Neste relatório, pesquisadores do Climate Policy Initiative/Pontifícia Universidade Católica do Rio de Janeiro (CPI/PUC-Rio) e do projeto Amazônia 2030 demonstram como o restauro florestal pode impulsionar a economia da Amazônia, convertendo áreas degradadas em oportunidades de receita e desenvolvimento sustentável. Pesquisadores identificam que a restauração de áreas degradadas poderia capturar até 26 GtCO2 apenas por meio da regeneração natural.

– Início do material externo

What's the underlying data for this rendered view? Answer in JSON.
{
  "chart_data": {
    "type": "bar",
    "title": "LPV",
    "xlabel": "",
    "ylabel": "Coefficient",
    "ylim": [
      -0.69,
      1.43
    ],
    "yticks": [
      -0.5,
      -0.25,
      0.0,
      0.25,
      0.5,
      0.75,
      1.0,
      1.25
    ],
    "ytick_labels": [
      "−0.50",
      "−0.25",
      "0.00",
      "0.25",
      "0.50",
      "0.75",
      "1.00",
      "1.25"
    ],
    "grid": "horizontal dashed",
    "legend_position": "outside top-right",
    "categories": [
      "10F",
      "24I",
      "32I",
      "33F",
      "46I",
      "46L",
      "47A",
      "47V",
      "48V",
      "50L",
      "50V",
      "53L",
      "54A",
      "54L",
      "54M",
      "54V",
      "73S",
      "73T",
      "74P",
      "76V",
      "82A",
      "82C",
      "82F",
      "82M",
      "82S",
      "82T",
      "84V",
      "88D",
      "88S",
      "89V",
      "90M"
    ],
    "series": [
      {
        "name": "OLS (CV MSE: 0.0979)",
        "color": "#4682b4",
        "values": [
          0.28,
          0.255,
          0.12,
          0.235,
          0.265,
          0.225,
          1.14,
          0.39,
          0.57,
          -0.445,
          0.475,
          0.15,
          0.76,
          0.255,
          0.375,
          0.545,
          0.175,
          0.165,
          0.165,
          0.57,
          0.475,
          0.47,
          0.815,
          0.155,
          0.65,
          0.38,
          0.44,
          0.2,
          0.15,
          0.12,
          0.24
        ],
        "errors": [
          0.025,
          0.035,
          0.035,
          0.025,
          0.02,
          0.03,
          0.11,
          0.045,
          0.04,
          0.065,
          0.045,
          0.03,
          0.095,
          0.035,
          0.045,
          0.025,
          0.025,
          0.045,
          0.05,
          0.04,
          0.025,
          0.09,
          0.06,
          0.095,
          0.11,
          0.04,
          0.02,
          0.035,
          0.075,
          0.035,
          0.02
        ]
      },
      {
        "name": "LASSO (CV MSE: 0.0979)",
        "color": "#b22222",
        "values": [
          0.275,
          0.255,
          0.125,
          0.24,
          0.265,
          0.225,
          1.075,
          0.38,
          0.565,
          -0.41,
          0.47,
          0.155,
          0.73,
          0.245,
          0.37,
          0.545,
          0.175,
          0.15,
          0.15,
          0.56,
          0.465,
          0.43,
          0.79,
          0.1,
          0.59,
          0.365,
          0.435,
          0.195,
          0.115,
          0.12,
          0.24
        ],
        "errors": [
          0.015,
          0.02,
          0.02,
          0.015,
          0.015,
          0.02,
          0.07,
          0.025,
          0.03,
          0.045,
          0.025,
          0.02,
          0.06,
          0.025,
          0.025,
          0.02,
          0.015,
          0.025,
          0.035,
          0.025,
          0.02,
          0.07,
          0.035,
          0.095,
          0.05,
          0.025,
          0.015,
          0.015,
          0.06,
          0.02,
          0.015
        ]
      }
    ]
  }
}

O estudo também apresenta o potencial da aplicação do Mecanismo de Reversão de Desmatamento (Reversing Deforestation Mechanism – RDM)[5] na Amazônia brasileira, um mecanismo jurisdicional de remuneração por toneladas líquidas de carbono capturado, que foi desenvolvido pelo CPI/PUC-Rio.
Os resultados mostram também o tamanho da oportunidade econômica: na Amazônia brasileira, em um horizonte de 30 anos, o RDM pode gerar até US$ 784 bilhões com o preço de US$ 50 por tonelada de CO2. Esse montante tem potencial para promover um reordenamento do uso da terra, conciliando aumento da produtividade agropecuária com a restauração florestal e garantindo benefícios climáticos e econômicos de longo prazo.
Ao alinhar políticas e finanças em torno da restauração, o Brasil tem a chance de acelerar uma transformação econômica na Amazônia. Hoje, mecanismos financeiros existentes ainda não cobrem em larga escala a restauração florestal. O RDM oferece um caminho para preencher essa lacuna. Dessa forma, o país pode se consolidar como líder climático no caminho para a COP30, em Belém, e transformar a restauração da Amazônia em vetor de crescimento econômico e valorização de seu maior patrimônio natural: a floresta Amazônica.
O Potencial de Redução de Emissões e Captura de Carbono na Amazônia
O bioma Amazônia ocupa mais de 420 milhões de hectares no Brasil, praticamente metade do território brasileiro. Entre 1985 e 2024, quase 60 milhões de hectares foram desmatados, mas ainda restam cerca de 290 milhões de hectares de floresta que precisam ser preservados.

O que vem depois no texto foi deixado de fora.